Thursday, January 31, 2019

Why We Fight: Building Freedom in Iraq, Ch. 92,356

“Shortly after ten o’clock, three judges in long black robes shuffled into Courtroom 2 and sat at the bench. Suhail Abdullah Sahar, a bald, middle-aged man with a thin, jowly face, sat in the center. There were twenty-one cases on his docket that day, sixteen related to terrorism. 

. . . .

Sahar questioned the other suspects first. One, named Haidar, who wore a back brace, said that he had been mistakenly arrested for a car-bomb attack, in 2014, and that in the course of an interrogation, to make the torture stop, he had started naming random people, including Louai. Judge Sahar then called upon Louai, who rose from his chair and gripped the cage to support himself. “I went to sell my car in the market,” he said. “Then Haidar called me, and I was ambushed, arrested.” He spoke in an urgent, high-pitched tone, but he stuttered and slurred his words; during interrogations, he said, officers had beaten him so badly that he suffered a blood clot in his brain. “They also broke my back!” he shouted. “They broke my feet and hands! I can barely walk!”

“Enough evidence—I ask for a guilty verdict,” the prosecutor said. It was the only phrase she uttered in court that morning.

Haidar’s lawyer noted that there was no witness and no material evidence, and that his request for a medical examination, to prove that Haidar had been tortured, had been rejected. Louai’s lawyer explained that Louai’s confession had been coerced and made no sense: he had said that he remotely detonated the car bomb, when, in fact, the police had concluded that it was a suicide attack.

Louai had spent four years in pretrial detention, and, during the two or three minutes allotted to his defense, the judges had been talking among themselves. “I haven’t seen a judge until now!” he shouted.

“Take them out,” Sahar said. A security officer opened the cage. It took Louai nearly two minutes to limp to the door. Sahar took a lunch break, then ordered his execution.

. . . .

Not long ago, I met with a senior Iraqi intelligence official who is deeply involved in counterterrorism operations. For three hours, over tea and cigarettes, he described systematic criminality within the security forces, detailing patterns of battlefield executions, murders in detention centers, and coverups organized by the state. He spoke as a witness, but also as a participant; although he is in a position to have stopped certain abuses, by intervening he would have risked incurring accusations that he is sympathetic to the group he has sought to destroy.

He believes that the Iraqi government’s response is as much a tactical blunder as it is a moral one; it plays directly into the jihadis’ narrative—that Sunnis, who make up a minority of the Iraqi population, cannot live safely under a government dominated by Shiites. “The reaction is one of vengeance—it is not well thought out,” he told me. “We rarely abide by the law.”

Thousands of men and boys have been convicted of ISIS affiliation, and hundreds have been hanged. But, according to the senior intelligence official, these cases represent only a small fraction of the total number of detainees. “A few of the suspects are sent to court, but only to maintain the illusion that we have a justice system,” he said.

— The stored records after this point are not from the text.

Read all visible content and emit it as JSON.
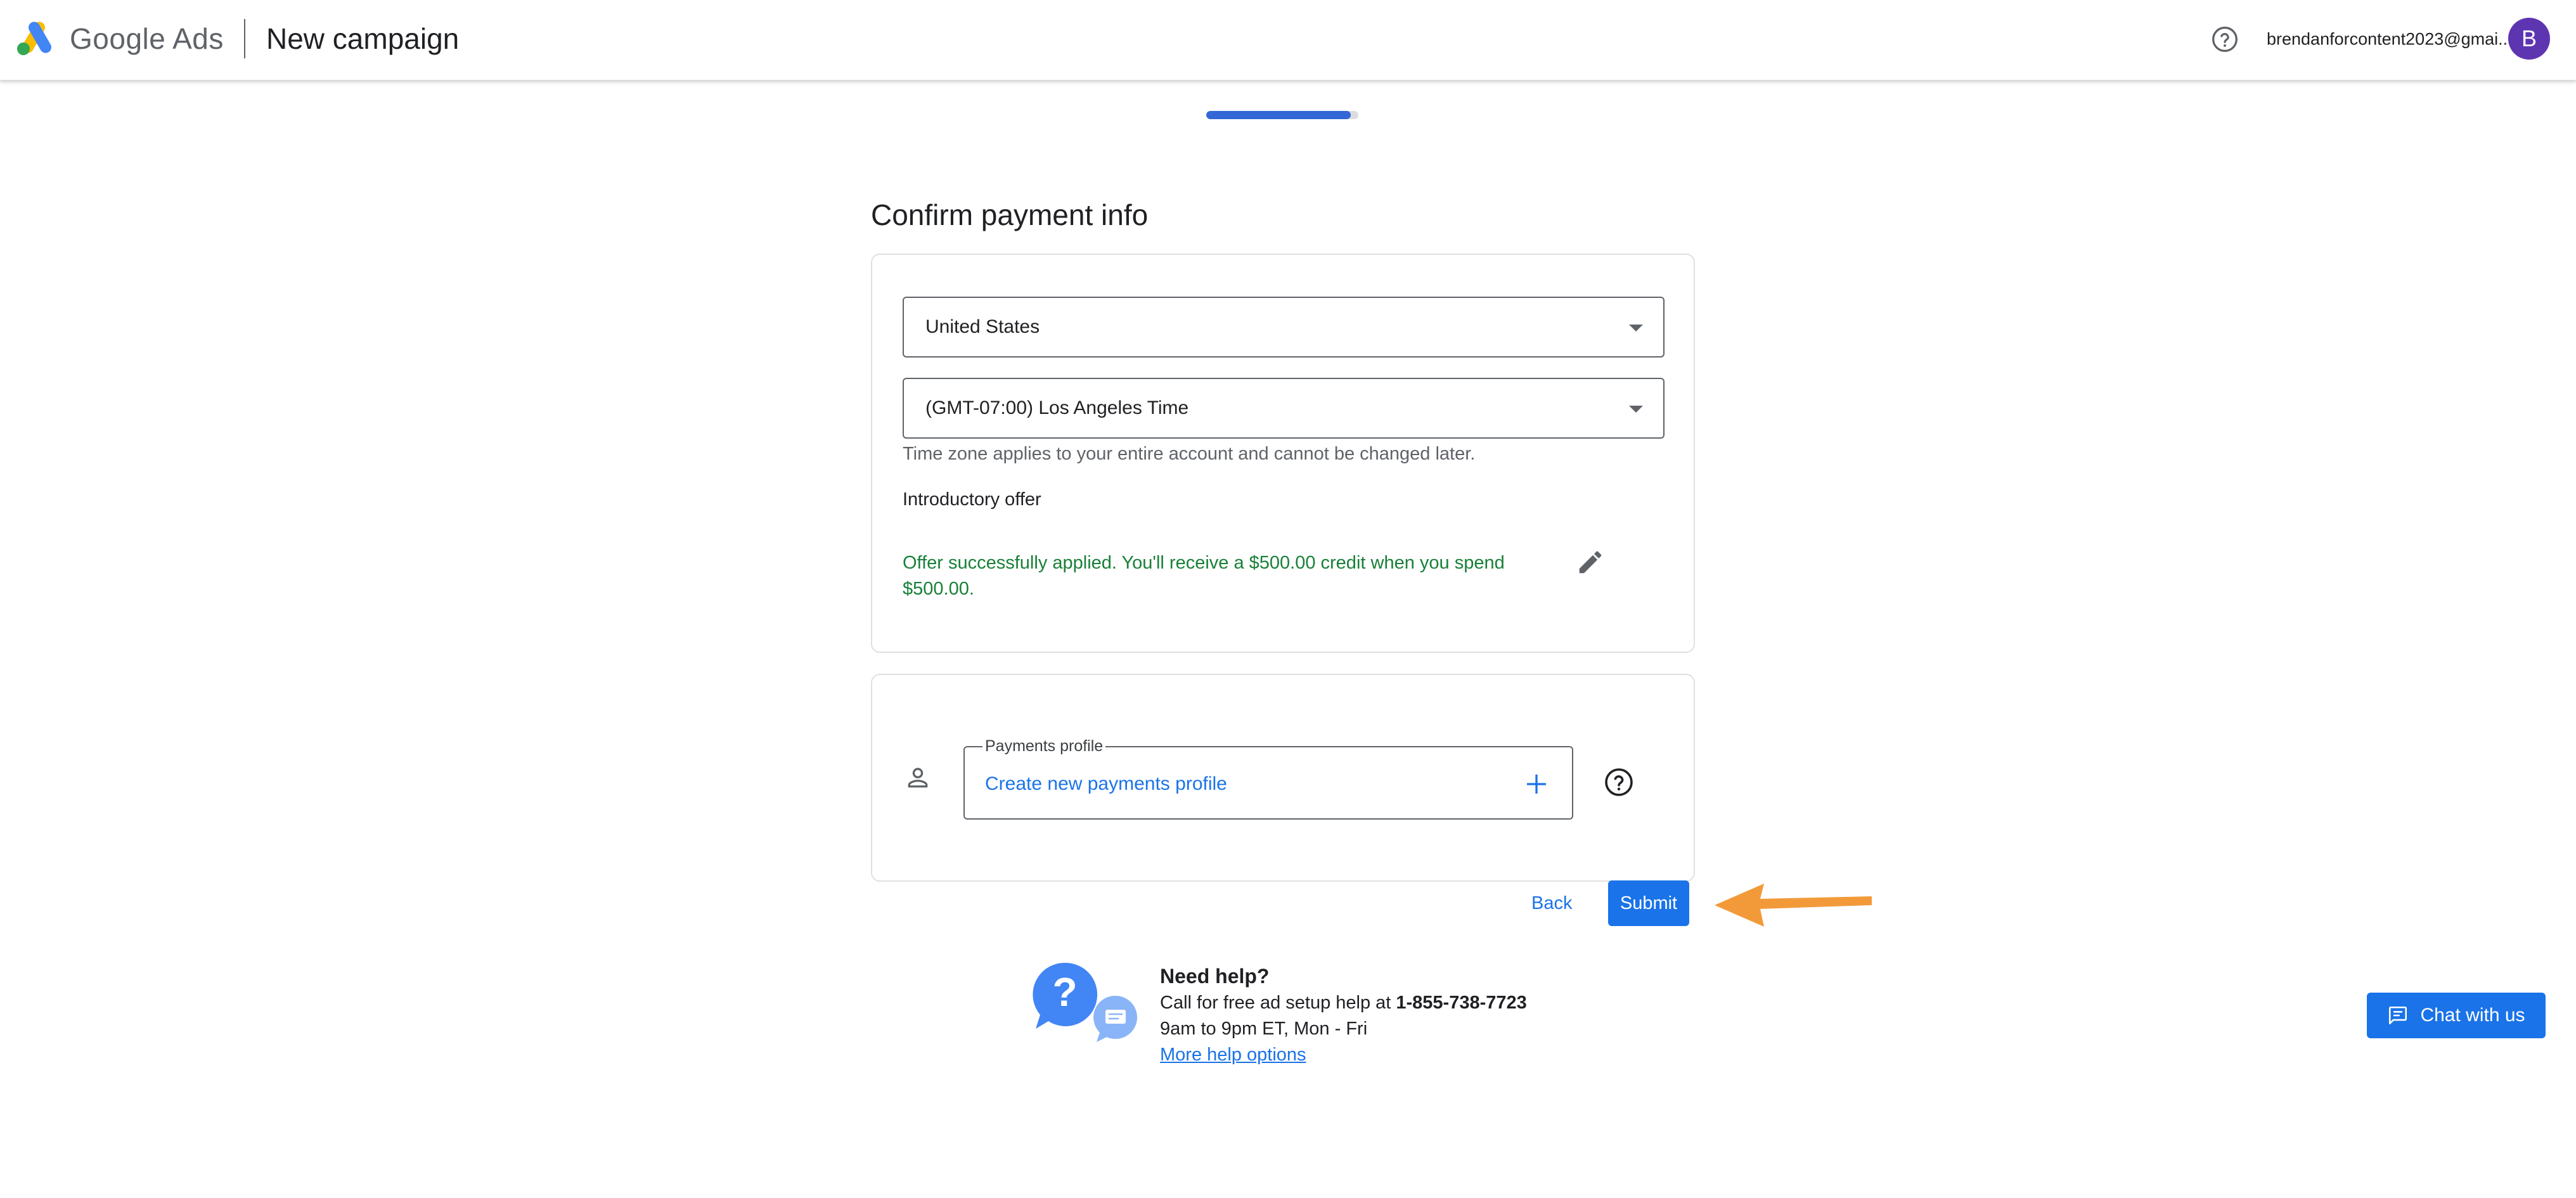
{
  "header": {
    "brand_first": "Google",
    "brand_second": "Ads",
    "title": "New campaign",
    "account_email": "brendanforcontent2023@gmai...",
    "avatar_initial": "B"
  },
  "progress": {
    "fraction": 0.95
  },
  "page_title": "Confirm payment info",
  "billing": {
    "country": "United States",
    "time_zone": "(GMT-07:00) Los Angeles Time",
    "time_zone_hint": "Time zone applies to your entire account and cannot be changed later.",
    "intro_offer_label": "Introductory offer",
    "intro_offer_status": "Offer successfully applied. You'll receive a $500.00 credit when you spend $500.00."
  },
  "payments": {
    "legend": "Payments profile",
    "value": "Create new payments profile"
  },
  "actions": {
    "back_label": "Back",
    "submit_label": "Submit"
  },
  "help": {
    "title": "Need help?",
    "call_prefix": "Call for free ad setup help at ",
    "phone": "1-855-738-7723",
    "hours": "9am to 9pm ET, Mon - Fri",
    "more_link": "More help options"
  },
  "chat": {
    "label": "Chat with us"
  },
  "colors": {
    "accent": "#1a73e8",
    "success_text": "#188038",
    "avatar_bg": "#5e35b1",
    "annotation_arrow": "#f29a3a"
  },
  "icons": {
    "logo": "google-ads-logo",
    "help": "help-circle-icon",
    "caret": "caret-down-icon",
    "edit": "pencil-icon",
    "person": "person-icon",
    "plus": "plus-icon",
    "chat": "chat-bubble-icon"
  }
}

Suspects are tried under a law that makes no distinction between a person who “assists terrorists” and one who commits violent crimes on behalf of an extremist group. The conviction rate is around ninety-eight per cent. Family members of the accused rarely show up to watch the hearings, out of fear that they will be detained, too. It’s not uncommon for relatives to be rounded up by the security forces and sent to remote desert camps, where they are denied food, medical services, and access to documents. “We’re deleting thousands of families from Iraqi society,” the official told me. “This is not just revenge on ISIS. This is revenge on Sunnis.”

. . . .

The coalition concluded that the Old City could not be captured according to the rules of engagement that had governed the battle in East Mosul, so it loosened its requirements for calling in an air strike. In March, the U.S. dropped a five-hundred-pound bomb on a roof in the Old City, in an effort to kill two ISIS snipers. The explosion killed a hundred and five civilians who had been sheltering inside the building. Survivors reported that there were no ISIS fighters in the vicinity at the time of the strike.

. . . .

The troops assumed that anyone still living in the Old City sided with the Islamic State. For the rest of the month, corpses bobbed downstream, dressed in civilian clothes. “We killed them all—Daesh, men, women, and children,” an Iraqi Army officer told a Middle Eastern news site, using the Arabic acronym for ISIS. As he spoke, his colleagues dragged a suspect through the streets by a rope tied around his neck. “We are doing the same thing as ISIS. People went down to the river to get water, because they were dying of thirst, and we killed them.

When the battle was over, soldiers used construction equipment to shovel rubble into the entrances of ISIS tunnels—ostensibly to suffocate any remaining jihadis, but also to mingle corpses and concrete, thereby obscuring the scale of the atrocities. As late as March of this year, journalists were still finding the bodies of women and children on the riverbanks, blindfolded, with their hands tied behind their backs and bullet holes in their skulls.